5.2.4 Testing using Generative Adversarial Networks
Generative adversarial networks (GANs) are a class of AI algorithms used in unsupervised machine learning. It is implemented by a system of two neural networks contesting with each other in a zero-sum game framework. Deep- Road [Zhang et al., 2018] automatically generate large amounts of accurate driving scenes to test the consistency of DNN-based autonomous driving systems across different scenes. In particular, it synthesises driving scenes with various weather conditions (including those with rather extreme conditions) by applying the Generative Adversarial Networks (GANs) along with the corresponding real-world weather scenes.

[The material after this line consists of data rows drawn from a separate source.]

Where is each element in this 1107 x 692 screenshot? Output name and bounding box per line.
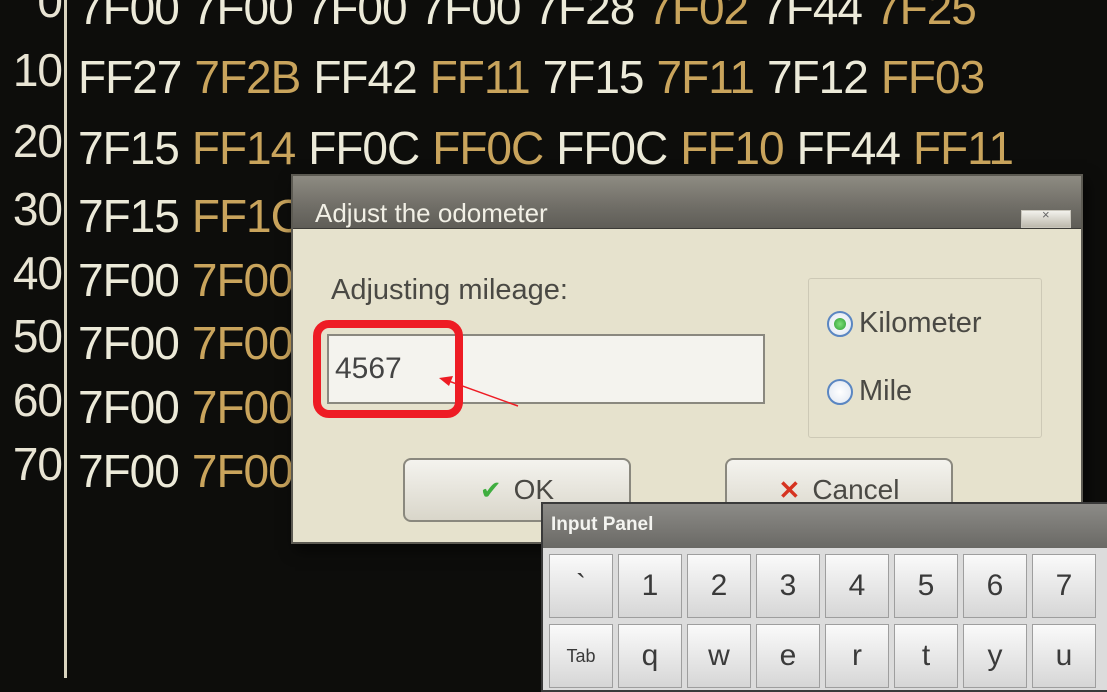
- kilometer-radio-indicator: [827, 310, 853, 337]
- hex-value: FF0C: [556, 122, 668, 174]
- hex-value: 7F44: [761, 0, 863, 34]
- dialog-title: Adjust the odometer: [315, 198, 548, 228]
- hex-value: 7F00: [78, 381, 180, 433]
- key-q[interactable]: q: [618, 624, 682, 688]
- mile-label: Mile: [859, 375, 913, 407]
- hex-value: 7F00: [191, 254, 294, 306]
- hex-value: 7F15: [78, 190, 180, 242]
- key-tab[interactable]: Tab: [549, 624, 613, 688]
- hex-row: 60 7F00 7F00: [0, 377, 306, 430]
- hex-value: 7F00: [191, 0, 294, 34]
- hex-value: 7F2B: [194, 51, 301, 103]
- mileage-input[interactable]: [327, 334, 765, 404]
- key-7[interactable]: 7: [1032, 554, 1096, 618]
- hex-offset: 30: [12, 186, 62, 232]
- hex-value: 7F00: [305, 0, 408, 34]
- hex-row: 50 7F00 7F00: [0, 313, 306, 366]
- hex-offset: 50: [12, 313, 62, 359]
- hex-row: 10 FF27 7F2B FF42 FF11 7F15 7F11 7F12 FF03: [0, 47, 997, 100]
- input-panel-titlebar[interactable]: Input Panel: [543, 504, 1107, 548]
- mileage-label: Adjusting mileage:: [331, 274, 568, 306]
- hex-value: 7F00: [191, 381, 294, 433]
- key-6[interactable]: 6: [963, 554, 1027, 618]
- hex-value: FF10: [680, 122, 784, 174]
- hex-value: 7F15: [542, 51, 645, 103]
- key-y[interactable]: y: [963, 624, 1027, 688]
- hex-value: 7F00: [78, 0, 180, 34]
- hex-value: FF0C: [432, 122, 544, 174]
- key-w[interactable]: w: [687, 624, 751, 688]
- key-2[interactable]: 2: [687, 554, 751, 618]
- hex-value: 7F02: [647, 0, 749, 34]
- hex-value: 7F00: [78, 445, 180, 497]
- hex-value: 7F00: [191, 445, 294, 497]
- hex-offset: 20: [12, 118, 62, 164]
- hex-value: FF42: [313, 51, 417, 103]
- check-icon: ✔: [479, 474, 502, 505]
- keyboard-row-numbers: ` 1 2 3 4 5 6 7: [549, 554, 1101, 618]
- hex-value: FF0C: [308, 122, 420, 174]
- hex-row: 70 7F00 7F00: [0, 441, 306, 494]
- hex-value: FF27: [78, 51, 182, 103]
- hex-value: FF14: [191, 122, 296, 174]
- key-4[interactable]: 4: [825, 554, 889, 618]
- kilometer-label: Kilometer: [859, 307, 982, 339]
- key-e[interactable]: e: [756, 624, 820, 688]
- key-1[interactable]: 1: [618, 554, 682, 618]
- keyboard-row-letters: Tab q w e r t y u: [549, 624, 1101, 688]
- key-u[interactable]: u: [1032, 624, 1096, 688]
- mile-radio[interactable]: Mile: [827, 375, 912, 408]
- hex-value: 7F00: [78, 317, 180, 369]
- hex-value: 7F25: [875, 0, 977, 34]
- hex-offset: 70: [12, 441, 62, 487]
- hex-value: FF03: [880, 51, 985, 103]
- kilometer-radio[interactable]: Kilometer: [827, 307, 982, 340]
- x-icon: ✕: [778, 474, 801, 505]
- input-panel: Input Panel ` 1 2 3 4 5 6 7 Tab q w e r t y u: [541, 502, 1107, 692]
- odometer-dialog: Adjust the odometer × Adjusting mileage:…: [291, 174, 1083, 544]
- hex-value: 7F12: [766, 51, 869, 103]
- hex-value: 7F11: [656, 51, 755, 103]
- key-t[interactable]: t: [894, 624, 958, 688]
- input-panel-title: Input Panel: [551, 514, 654, 535]
- hex-row: 30 7F15 FF1C: [0, 186, 316, 239]
- mile-radio-indicator: [827, 378, 853, 405]
- hex-value: 7F00: [419, 0, 522, 34]
- key-5[interactable]: 5: [894, 554, 958, 618]
- hex-row: 20 7F15 FF14 FF0C FF0C FF0C FF10 FF44 FF11: [0, 118, 1026, 171]
- key-r[interactable]: r: [825, 624, 889, 688]
- key-backtick[interactable]: `: [549, 554, 613, 618]
- hex-row: 0 7F00 7F00 7F00 7F00 7F28 7F02 7F44 7F25: [0, 0, 989, 31]
- close-icon: ×: [1042, 207, 1050, 222]
- hex-offset: 40: [12, 250, 62, 296]
- hex-value: FF11: [429, 51, 531, 103]
- hex-value: 7F00: [78, 254, 180, 306]
- hex-offset: 0: [0, 0, 62, 24]
- hex-value: 7F28: [533, 0, 635, 34]
- hex-offset: 60: [12, 377, 62, 423]
- hex-value: FF1C: [191, 190, 304, 242]
- hex-value: 7F00: [191, 317, 294, 369]
- dialog-titlebar[interactable]: Adjust the odometer ×: [293, 176, 1081, 229]
- hex-value: 7F15: [78, 122, 180, 174]
- hex-value: FF44: [796, 122, 901, 174]
- key-3[interactable]: 3: [756, 554, 820, 618]
- close-button[interactable]: ×: [1021, 207, 1071, 228]
- hex-value: FF11: [912, 122, 1014, 174]
- unit-group: Kilometer Mile: [808, 278, 1042, 438]
- hex-offset: 10: [12, 47, 62, 93]
- hex-row: 40 7F00 7F00: [0, 250, 306, 303]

5.2.5 Differential Analysis
We have already seen differential analysis techniques in [Pei et al., 2017a] and [Guo et al., 2018] that analyse the differences between multiple DNNs to max- imise the neuron coverage. Differential analysis of a single DNN’s internal states has been also applied to debug the neural network model by [Ma et al., 2018d], in which a DNN is said to be buggy when its test accuracy for a specific output label is lower than the ideal accuracy. Given a buggy output label, the differential analysis in [Ma et al., 2018d] builds two heat maps corresponding to its correct and wrong classifications. Intuitively, a heat map is an image whose size equals to the number of neurons and the pixel value represents the importance of a neuron (for the output). Subsequently, the difference between these two maps can be used to highlight these faulty neurons that are responsible for the output bug. Then, new inputs are generated (e.g., using GAN) to re-train the DNN so to reduce the influence of the detected faulty neurons and the buggy output.